Fork rule #5 – racing

Notice the #if 1 and #endif surrounding the sleep(2); statement in the previous code (ch10/fork5.c)? It of course implies that the code will be compiled and thus run.

What if we change the #if 1 to #if 0 ? It's obvious, the sleep(2); statement is effectively compiled out. Let's do this: rebuild and re-run the fork5 program. What will now happen?

Think about this: fork rule #4 tells us the story. After the fork, we will still have the child and parent processes working on separate copies of the data variables; hence, the values we saw earlier will not change.

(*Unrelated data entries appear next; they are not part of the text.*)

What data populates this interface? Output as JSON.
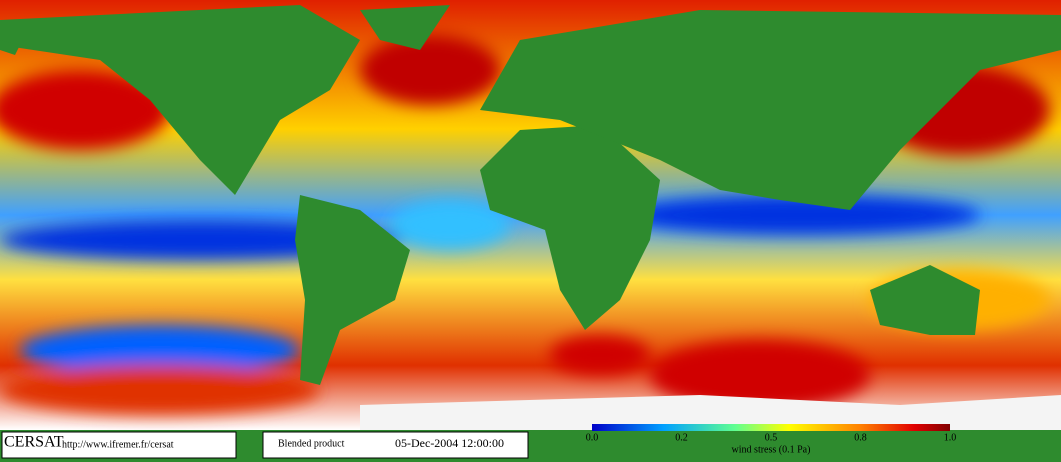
{
  "footer": {
    "logo": "CERSAT",
    "url": "http://www.ifremer.fr/cersat",
    "product": "Blended product",
    "date": "05-Dec-2004 12:00:00"
  },
  "colorbar": {
    "ticks": [
      "0.0",
      "0.2",
      "0.5",
      "0.8",
      "1.0"
    ],
    "label": "wind stress (0.1 Pa)"
  }
}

However, this time, there is no sleep to crudely synchronize the parent and child; thus, the question arises, will the printf for the child or parent code (displaying the variable values) run first? In other words, the question we are really asking is this: in the absence of any kind of synchronization primitive, after the fork(2), which process will get the processor first: parent or child? The short answer is the next rule:

Fork rule #5: After the fork, the order of execution between the parent and child process is indeterminate.

Indeterminate? Well, this is a fancy way to say we really have no idea or it's unpredictable. So that is the deal: the systems developer should not try to predict the order of execution. Running the modified fork5 (no sleep(2) statement) now:

$ ./fork5 
Parent process, PID 18620:
loc=7 g=8
Parent (18620) will exit now...
Child process, PID 18621:
loc=9 g=6
Child (18621) done, exiting ...
$

Ah, the parent ran first. That does not really mean anything! The parent might run first the next 50,000 times you try it out, but on the 50,001st trial run, the child process may run first. Leave it alone: it's unpredictable.

This leads us to another key point (common in software): We have what's called a race condition here. A race is literally what it says: we cannot predict with certainty who will be the winner. In the previous program, we really don't care whether the parent or child process wins the race (runs first): this is called a benign race condition. But often in software design we do actually care; in such cases, we need a way to guarantee the winner. In other words, to defeat the race. This is called synchronization. (As mentioned earlier, we shall address this point in detail later in this chapter.)